See the available releases and set to one of the options given by available_releases()

atom.available_releases()
set_release('2024r-pp')

Check in the Monte Carlo Metadata which datasets do you want to retrieve and use the 'Dataset ID'. For example, to get the metadata from Pythia8EvtGen_A14MSTW2008LO_Zprime_NoInt_ee_SSM3000:

all_metadata = atom.get_metadata('301204')

If we only want a specific variable:

xsec = atom.get_metadata('301204', 'cross_section')

To get the URLs to stream the files for that MC dataset:

all_mc = atom.get_urls('301204')

To get some data instead, check the available options:

atom.available_data()

And get the URLs for the one that's to be used:

all_mc = atom.get_urls('2016')

Open Data functions description and usage​

available_releases()​

Shows the available open data releases keys and descriptions.

Usage:

import atlasopenmagic as atom
atom.available_releases()

get_current_release()​

Retrieves the release that the package is currently set at.

Usage:

release = atom.get_current_release()
print(release)

set_release(release)​

Set the release (scope) in which to look for information (research open data, education 8 TeV, et). The release passed to the function has to be one of the keys listed by available_releases().

Args:

  • release: name of the release to use.

Usage:

atom.set_release('2024r-pp')

get_metadata(key, var)​

Get metadata information for MC data.

Args:

  • key: Dataset ID.
  • var: Variable to retrieve.

Usage: You can get a dictionary with all the metadata

metadata = atom.get_metadata('301209')

Or a single variable

xsec = atom.get_metadata('301209', 'cross_section')

The available variables are: dataset_id, short_name, e-tag, cross_section, filter_efficiency, k_factor, number_events, sum_weights, sum_weights_squared, process, generators, keywords, description, job_link.

The keys to be used for research data are the Dataset IDs found in the Monte Carlo Metadata

get_urls(key, skim, protocol)​

Retrieves the list of URLs corresponding to a given key. This is used for MC data.

Args:

  • key: Dataset ID.
  • skim: Skim for the dataset. This parameter is only taken into account when using the 2025e-13tev-beta release.
  • protocol: protocol for the URLs. Options: 'root' and 'https'.

Usage:

urls = atom.get_urls('12345', protocol='root')

available_data()​

Retrieves the list of keys for the data available for a scope/release.

Usage:

atom.available_data()

get_urls_data(data_key, protocol)​

Retrieves the list of URLs corresponding to one of the keys listed by available_data().

Args:

  • data_key : For non-beta releases (e.g. '2015', '2016', etc.), the data key to look up.
  • skim : Only for the 2025e-13tev-beta release: the skim name to look up.

Usage:

data = get_urls_data(data_key='2016', protocol='https')

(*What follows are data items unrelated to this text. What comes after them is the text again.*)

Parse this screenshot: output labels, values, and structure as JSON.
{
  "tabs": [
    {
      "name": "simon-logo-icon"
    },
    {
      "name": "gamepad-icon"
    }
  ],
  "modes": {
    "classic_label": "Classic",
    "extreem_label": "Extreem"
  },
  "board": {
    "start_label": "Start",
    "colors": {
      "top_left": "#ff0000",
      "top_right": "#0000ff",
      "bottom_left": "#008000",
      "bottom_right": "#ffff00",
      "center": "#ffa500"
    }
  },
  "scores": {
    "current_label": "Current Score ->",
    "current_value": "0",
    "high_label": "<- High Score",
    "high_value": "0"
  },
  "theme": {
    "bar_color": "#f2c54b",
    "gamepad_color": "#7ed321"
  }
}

Notebooks utilities description and usage​

install_from_environment(*packages, environment_file)​

Install specific packages listed in an environment.yml file via pip.

Args:

Usage:

import atlasopenmagic as atom
atom.install_from_environment("coffea", "pandas", environment_file="./myfile.yml")

build_mc_dataset(mc_defs, skim='noskim', protocol='https')​

Build a dict of MC samples URLs.

Args:

  • mc_defs: Dictionary with DIDs and optional color: { sample_name: {'list': [...urls...], 'color': ...}, … }
  • skim : The MC skim tag (only meaningful in the 2025e-13tev-beta release)
  • protocol : Protocol to use for URLs.

Usage:

import atlasopenmagic as atom
mc_defs = {
r'Background $t\bar t$': {'dids': [410470], 'color': 'yellow'},
r'Background $V+$jets': {'dids': [700335,700336,700337], 'color': 'orange'},
r'Background Diboson': {'dids': [700488,700489,700490,700491],'color': 'green'},
r'Background $ZZ^{*}$': {'dids': [700600,700601], 'color': '#ff0000'},
r'Signal ($m_H$=125 GeV)': {'dids': [345060,346228], 'color': '#00cdff'},
}

mc_samples = build_mc_dataset(mc_defs, skim='2bjets', protocol='https')

build_data_dataset(data_keys, name="Data", color=None, protocol="https")​

Build a dict of Data samples URLS.

Args:

  • data_keys: The data_key(s) to fetch (e.g. '2015' or ['2015','2016']).
  • name: The key under which the sample appears in the returned dict.
  • color: A color string to attach to the sample.
  • protocol : Protocol to use for URLs.

Usage:

import atlasopenmagic as atom

data_samples = build_data_samples("2bjets", name="Data", color="red", protocol="root")

Contributing​

Contributions are welcome! To contribute:

  1. Fork the repository.
  2. Create a new branch (git checkout -b feature-name).
  3. Commit your changes (git commit -am 'Add some feature').
  4. Push to the branch (git push origin feature-name).
  5. Create a Pull Request.

Please ensure all tests pass before submitting a pull request.

License​

This project is licensed under the Apache 2.0 License